2023-10-20 15:00  Online

Chasing dark matter with pulsar experiments

Dr. Nataliya Porayko


Pulsars are rapidly rotating, highly-magnetized neutron stars which emit electromagnetic radiation in the form of highly collimated beams, mainly observed in the radio wavelength regime. They possess a number of extraordinary properties which makes them not only immensely peculiar objects in the sky but also the laboratories for probing a wide range of astrophysical problems. Pulsars can be instrumental in solving the puzzle, which has perplexed the minds of the scientific community for almost a century – dark matter. During this talk I will cover two viable dark matter hypotheses that can be tested with pulsar experiments: i) fuzzy dark matter formed by axion-like particles; ii) and dark matter constituted by primordial black holes (PBHs).
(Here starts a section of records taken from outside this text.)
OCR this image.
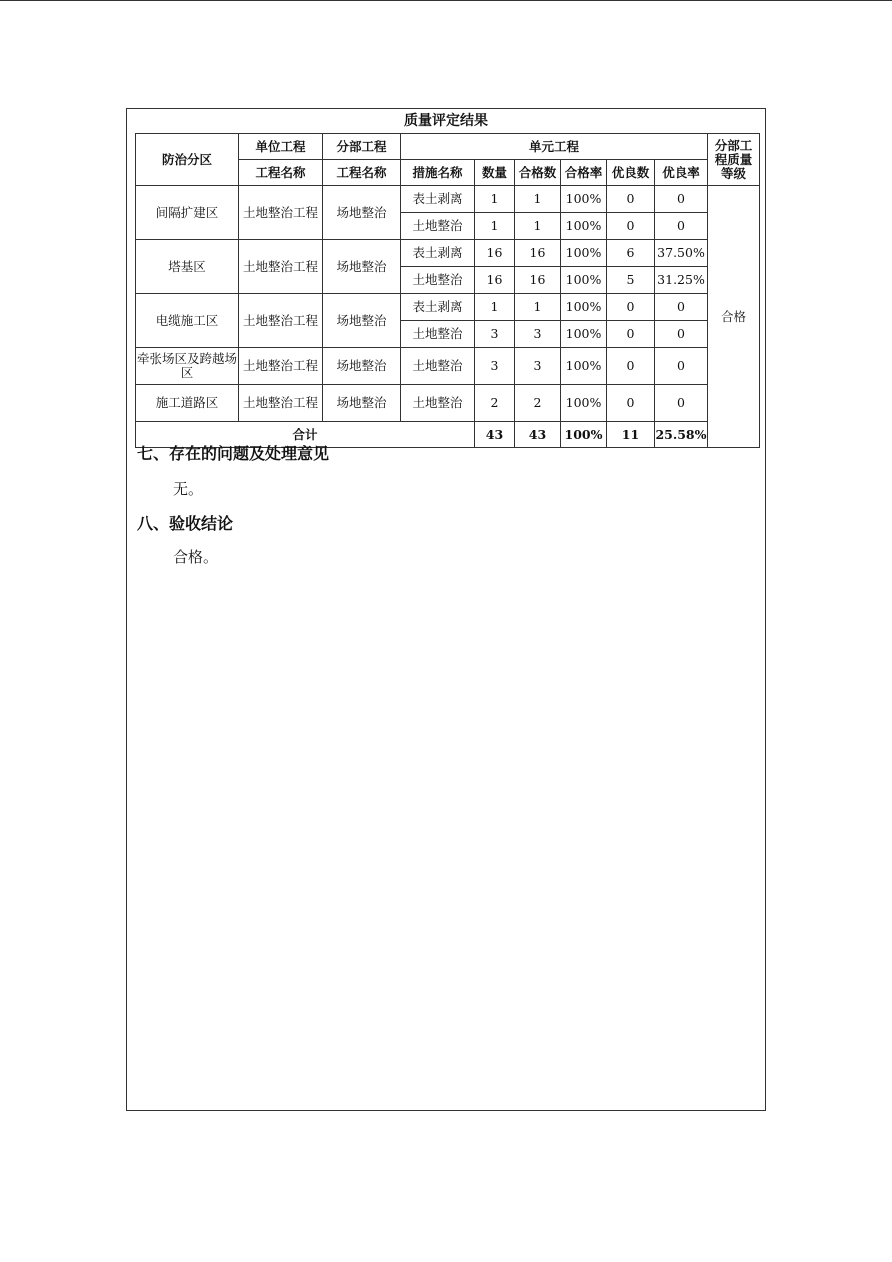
质量评定结果
防治分区	单位工程	分部工程	单元工程						分部工程质量等级
	工程名称	工程名称	措施名称	数量	合格数	合格率	优良数	优良率	
间隔扩建区	土地整治工程	场地整治	表土剥离	1	1	100%	0	0	合格
			土地整治	1	1	100%	0	0	
塔基区	土地整治工程	场地整治	表土剥离	16	16	100%	6	37.50%	
			土地整治	16	16	100%	5	31.25%	
电缆施工区	土地整治工程	场地整治	表土剥离	1	1	100%	0	0	
			土地整治	3	3	100%	0	0	
牵张场区及跨越场区	土地整治工程	场地整治	土地整治	3	3	100%	0	0	
施工道路区	土地整治工程	场地整治	土地整治	2	2	100%	0	0	
合计				43	43	100%	11	25.58%	
七、存在的问题及处理意见
无。
八、验收结论
合格。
Fuzzy dark matter consisting of bosons with extremely low masses of m ∼ 10^(−22) eV, is one of the compelling dark matter candidates, which solves some of the problems of the conventional cold dark matter hypothesis. It was shown by Khmelnitsky and Rubakov that fuzzy dark matter in the Milky Way induces oscillating gravitational potentials, leaving characteristic imprints in the time of arrivals of radio pulses from pulsars. PBHs have been considered as cold dark matter alternatives for almost fifty years, and are among the few dark matter candidates that do not invoke the existence of a new particle beyond the Standard Model. One of the viable hypotheses of PBH formation is through the collapse of primordial density perturbations in the radiation dominated stage of the Universe. It has been shown (e.g. Ananda et al. 2007) that these density perturbations can effectively generate GWs in the 2nd order of perturbation theory that can be probed by pulsar timing arrays. The traces of 2nd-order gravitational waves and fuzzy dark matter in the Galaxy are searched in the latest European Pulsar Timing Array dataset that contains the times of arrival of 25 pulsars regularly monitored for more than two decades. The results and obtained limits will be summarized in the talk. Other possible ways of constraining dark matter with pulsar experiments as well as prospects of dark matter detection with future radio astronomical facilities are discussed.